Meu amigo, que ensina inglês para emigrantes lusos e brasileiros recém-chegados à Grã-Bretanha (pois é, nem todo mundo está indo embora), gosta de se dizer poliglota, embora mais de uma vez tenha me explicado, e eu sempre esquecendo, a contradição existente na confecção do termo formado por poli + glota.
"Trata-se de um idiotismo lusitano seiscentista", já me explicou e, tamanha sua verve formal e presença avassaladora, que eu já me esqueci. Em matéria de idiotismos minha cota já se esgotou.
Cá está diante de mim, no entanto, a lição-visita que ele me fez ainda agora, em meados de maio. Fiquei sabendo, pois ele gosta de formar frases com suas redolências léxicas, que - e os não iniciados que se segurem - eu tenho o costume de ouvir música em microfones backpfeifengesicht.
E que o mero pousar de meus olhos num bakkushan poderá, ou não, em mim despertar sentimentos de forselsket, o que, no caso, seria melhor eu evitar ter que recorrer a um desenrascanço. Neste caso, o melhor seria evitar um litost de forma a que outras pessoas no vagão não passem a sentir uma pena ajena de mim.
Ganha um doce quem pegar uma que seja das palavras ou de que trata a longa sentença, que mais parece injeção letal. No parágrafo acima estão enfileiradas palavras em equivalente, preciso ou não, em inglês de alemão, japonês, filipino, português, tcheco e espanhol-mexicano.
Meu amigo, figura sem par, insiste que o referido parágrafo, descodificado por mestres como ele (duvido que haja plural; meu amigo é único), quer dizer, mais ou menos, em rude tradução, o seguinte: "A desagradável pessoa tem uma cara que você gostaria de esmurrar enquanto uma jovem japonesa, melhor vista de costas, inspira uma sensação de euforia quando você se apaixonar pela primeira vez".
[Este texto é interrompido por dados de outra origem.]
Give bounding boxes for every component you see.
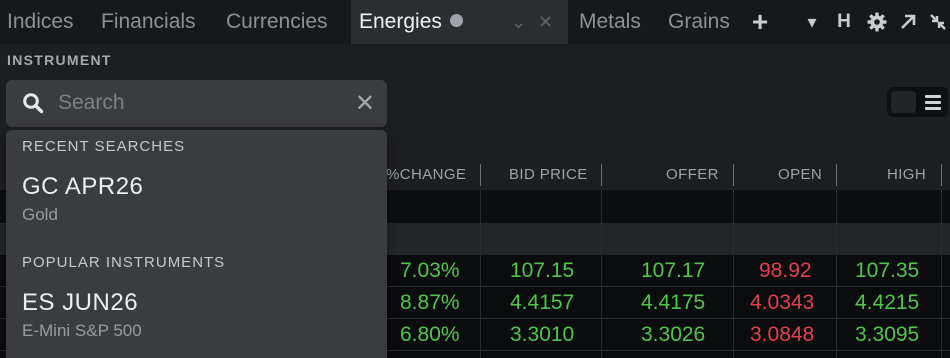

Se ele disse é porque é. Não creio que eu vá ter muitas oportunidades de empregá-la. Na verdade, não creio que vá ter uma única oportunidade. Tudo bem. Já me conformei a coisas piores, pelo que peço taarradhin, palavra arábica que significa uma solução satisfatória a todos os envolvidos numa questão.
Mas eu tenho minha forma de apoquentá-lo. Como o dileto (Dileto não é seu verdadeiro nome) se encontra fora do país natal, que é o mesmo meu, gosto de atazaná-lo, ou melhor, espicaçar sua mente viva, com os neologismos que pesco aqui e ali nas águas bravias do mare nostrum cibernético.
Já o pus frente a frente com brasileirismos atuais que o deixaram rubro de vergonha ou ódio, pois ele é difícil de distinguir quando se queima. Taquei-lhe brasileirismos atuais como bullying, point, fashion week, os irmãos Loxas e Lunda e vi-o deixar minha casa falando sozinho entredentes, como se tivesse sido assaltado pelo mundo.
Quebrei a cara uma ou duas vezes, o que era de se esperar: embora da mesma geração minha, matou de estalo balacobaco, e, em português luso, salta-pocinhas e baitola.
De certa feita, fui contra as regras do jogo e deixei-o zonzo por desconhecer o significado de biringaço, que, após revelar-me sua total ignorância, danou-se quando eu expliquei tratar-se de lusitanismo obsoleto significando, nas altas camadas sociais do século 17, uma espécie de guarda-costas alugado a preços de arrasar.
Palavras. Há nelas, embutida, uma tremenda luta corporal. Urge dela participar, mesmo passando rasteira (regionalismo, Brasil).